On Thu, 17 Jun 2021 08:53:55 GMT, Thomas Stuefe <stu...@openjdk.org> wrote:

>> Proposal to add a Linux+glibc-only jcmd to manually induce malloc_trim(3) in 
>> the VM process.
>> 
>> 
>> The glibc is somewhat notorious for retaining released C Heap memory: 
>> calling free(3) returns memory to the glibc, and most libc variants will 
>> return at least a portion of it back to the Operating System, but the glibc 
>> often does not.
>> 
>> This depends on the granularity of the allocations and a number of other 
>> factors, but we found that many small allocations in particular may cause 
>> the process heap segment (hence RSS) to get bloaty. This can cause the VM to 
>> not recover from C-heap usage spikes.
>> 
>> The glibc offers an API, "malloc_trim", which can be used to cause the glibc 
>> to return free'd memory back to the Operating System.
>> 
>> This may cost performance, however, and therefore I hesitate to call 
>> malloc_trim automatically. That may be an idea for another day.
>> 
>> Instead of an automatic trim I propose to add a jcmd which allows to 
>> manually trigger a libc heap trim. Such a command would have two purposes:
>> - when analyzing cases of high memory footprint, it allows to distinguish 
>> "real" footprint, e.g. leaks, from a cases where the glibc just holds on to 
>> memory
>> - as a stop gap measure it allows to release pressure from a high footprint 
>> scenario.
>> 
>> Note that this command also helps with analyzing libc peaks which had 
>> nothing to do with the VM - e.g. peaks created by customer code which just 
>> happens to share the same process as the VM. Such memory does not even have 
>> to show up in NMT.
>> 
>> I propose to introduce this command for Linux only. Other OSes (apart maybe 
>> AIX) do not seem to have this problem, but Linux is arguably important 
>> enough in itself to justify a Linux specific jcmd.
>> 
>> If this finds agreement, I will file a CSR.
>> 
>> Note that an alternative to a Linux-only jcmd would be a command which would 
>> trim the C-heap on all platforms, with implementations to be filled out 
>> later.
>> 
>> =========
>> 
>> This patch:
>> 
>> - introduces a new jcmd, "VM.trim_libc_heap", no arguments, which trims the 
>> glibc heap on glibc platforms.
>> - includes a (rather basic) test
>> - the command calls malloc_trim(3), and additionally prints out its effect 
>> (changes caused in virt size, rss and swap space)

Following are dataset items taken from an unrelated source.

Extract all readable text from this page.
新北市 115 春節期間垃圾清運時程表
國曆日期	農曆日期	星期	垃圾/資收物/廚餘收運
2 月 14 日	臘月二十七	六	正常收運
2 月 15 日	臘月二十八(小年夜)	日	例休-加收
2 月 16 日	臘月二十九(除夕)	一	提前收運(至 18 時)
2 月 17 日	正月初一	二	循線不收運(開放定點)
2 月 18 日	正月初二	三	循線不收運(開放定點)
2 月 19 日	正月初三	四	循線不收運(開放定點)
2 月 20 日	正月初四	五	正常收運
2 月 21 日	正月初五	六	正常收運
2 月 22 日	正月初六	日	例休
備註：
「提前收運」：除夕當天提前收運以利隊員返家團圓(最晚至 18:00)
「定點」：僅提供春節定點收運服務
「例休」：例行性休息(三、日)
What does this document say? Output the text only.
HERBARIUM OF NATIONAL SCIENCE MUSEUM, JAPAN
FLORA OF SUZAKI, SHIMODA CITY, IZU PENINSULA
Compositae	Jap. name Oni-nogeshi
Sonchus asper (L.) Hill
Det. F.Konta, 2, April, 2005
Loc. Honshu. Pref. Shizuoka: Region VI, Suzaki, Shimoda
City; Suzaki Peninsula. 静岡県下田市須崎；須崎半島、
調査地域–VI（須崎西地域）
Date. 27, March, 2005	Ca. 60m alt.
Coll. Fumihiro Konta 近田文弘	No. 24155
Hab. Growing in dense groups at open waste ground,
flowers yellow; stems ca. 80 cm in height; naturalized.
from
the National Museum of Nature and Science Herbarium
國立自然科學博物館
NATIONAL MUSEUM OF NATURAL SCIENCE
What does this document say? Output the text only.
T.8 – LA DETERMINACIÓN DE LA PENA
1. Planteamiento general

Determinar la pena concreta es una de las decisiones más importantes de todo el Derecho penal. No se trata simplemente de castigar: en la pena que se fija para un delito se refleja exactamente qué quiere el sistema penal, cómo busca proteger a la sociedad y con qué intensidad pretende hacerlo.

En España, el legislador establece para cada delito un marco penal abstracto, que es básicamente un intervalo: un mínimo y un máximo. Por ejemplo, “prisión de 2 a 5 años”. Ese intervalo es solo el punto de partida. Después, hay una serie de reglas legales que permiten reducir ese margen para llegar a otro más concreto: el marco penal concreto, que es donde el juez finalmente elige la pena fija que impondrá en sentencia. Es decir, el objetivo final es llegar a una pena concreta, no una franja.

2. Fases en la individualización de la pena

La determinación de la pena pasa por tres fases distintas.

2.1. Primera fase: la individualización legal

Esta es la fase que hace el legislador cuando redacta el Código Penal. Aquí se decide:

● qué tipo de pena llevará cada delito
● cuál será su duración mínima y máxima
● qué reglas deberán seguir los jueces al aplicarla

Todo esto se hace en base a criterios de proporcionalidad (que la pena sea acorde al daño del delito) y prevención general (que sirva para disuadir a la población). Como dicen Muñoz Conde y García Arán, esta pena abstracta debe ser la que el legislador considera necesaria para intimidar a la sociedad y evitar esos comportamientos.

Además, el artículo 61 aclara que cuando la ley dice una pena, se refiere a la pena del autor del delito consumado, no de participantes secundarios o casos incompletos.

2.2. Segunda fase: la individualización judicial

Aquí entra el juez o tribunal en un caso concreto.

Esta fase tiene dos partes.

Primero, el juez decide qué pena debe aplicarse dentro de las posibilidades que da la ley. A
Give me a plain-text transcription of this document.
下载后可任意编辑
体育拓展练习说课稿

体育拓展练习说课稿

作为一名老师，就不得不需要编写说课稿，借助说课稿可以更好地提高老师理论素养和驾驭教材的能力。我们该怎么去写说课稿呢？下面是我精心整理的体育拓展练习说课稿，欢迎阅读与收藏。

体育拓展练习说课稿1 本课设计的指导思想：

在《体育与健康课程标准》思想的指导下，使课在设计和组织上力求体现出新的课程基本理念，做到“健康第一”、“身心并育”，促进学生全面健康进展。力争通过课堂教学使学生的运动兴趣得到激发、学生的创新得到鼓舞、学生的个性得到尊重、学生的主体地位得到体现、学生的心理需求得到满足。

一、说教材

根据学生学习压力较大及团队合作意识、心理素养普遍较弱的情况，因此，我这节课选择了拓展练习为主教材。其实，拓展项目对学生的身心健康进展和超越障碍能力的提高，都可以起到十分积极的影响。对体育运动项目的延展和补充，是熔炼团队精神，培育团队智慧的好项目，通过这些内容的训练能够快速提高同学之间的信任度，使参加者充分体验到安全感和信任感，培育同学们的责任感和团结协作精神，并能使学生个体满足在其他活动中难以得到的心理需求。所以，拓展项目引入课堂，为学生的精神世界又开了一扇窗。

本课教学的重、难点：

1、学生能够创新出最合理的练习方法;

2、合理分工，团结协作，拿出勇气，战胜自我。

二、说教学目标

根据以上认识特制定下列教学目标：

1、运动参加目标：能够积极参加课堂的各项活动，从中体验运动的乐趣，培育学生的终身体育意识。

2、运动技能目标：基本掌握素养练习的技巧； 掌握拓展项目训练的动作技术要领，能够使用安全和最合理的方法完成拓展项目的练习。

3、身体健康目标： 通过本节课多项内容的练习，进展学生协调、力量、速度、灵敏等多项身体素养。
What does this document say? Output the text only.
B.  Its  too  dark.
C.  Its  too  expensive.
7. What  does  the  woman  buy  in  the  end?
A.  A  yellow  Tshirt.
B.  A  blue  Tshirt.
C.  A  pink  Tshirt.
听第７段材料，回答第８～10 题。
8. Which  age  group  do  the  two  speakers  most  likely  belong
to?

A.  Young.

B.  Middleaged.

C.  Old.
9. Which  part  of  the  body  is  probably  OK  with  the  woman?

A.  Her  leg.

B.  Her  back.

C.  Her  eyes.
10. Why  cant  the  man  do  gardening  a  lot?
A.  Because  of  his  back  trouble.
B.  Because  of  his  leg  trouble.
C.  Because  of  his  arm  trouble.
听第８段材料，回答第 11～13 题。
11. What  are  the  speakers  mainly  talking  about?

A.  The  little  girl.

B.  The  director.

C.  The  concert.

>> - I refactored some code in os_linux.cpp to factor out scanning 
>> /proc/self/status to get kernel memory information.
>> 
>> =========
>> 
>> Example:
>> 
>> A programm causes a temporary peak in C-heap usage (in this case, triggered 
>> via Unsafe.allocateMemory), right away frees the memory again, so its not 
>> leaky. The peak in RSS was ~8G (even though the user allocation was way 
>> smaller - glibc has a lot of overhead). The effects of this peak linger even 
>> after returning that memory to the glibc:
>> 
>> 
>> 
>> thomas@starfish:~$ jjjcmd AllocCHeap VM.info | grep Resident
>> Resident Set Size: 8685896K (peak: 8685896K) (anon: 8648680K, file: 37216K, 
>> shmem: 0K)
>>                    ^^^^^^^^
>> 
>> 
>> We execute the new trim command via jcmd:
>> 
>> 
>> thomas@starfish:~$ jjjcmd AllocCHeap VM.trim_libc_heap
>> 18770:
>> Attempting trim...
>> Done.
>> Virtual size before: 28849744k, after: 28849724k, (-20k)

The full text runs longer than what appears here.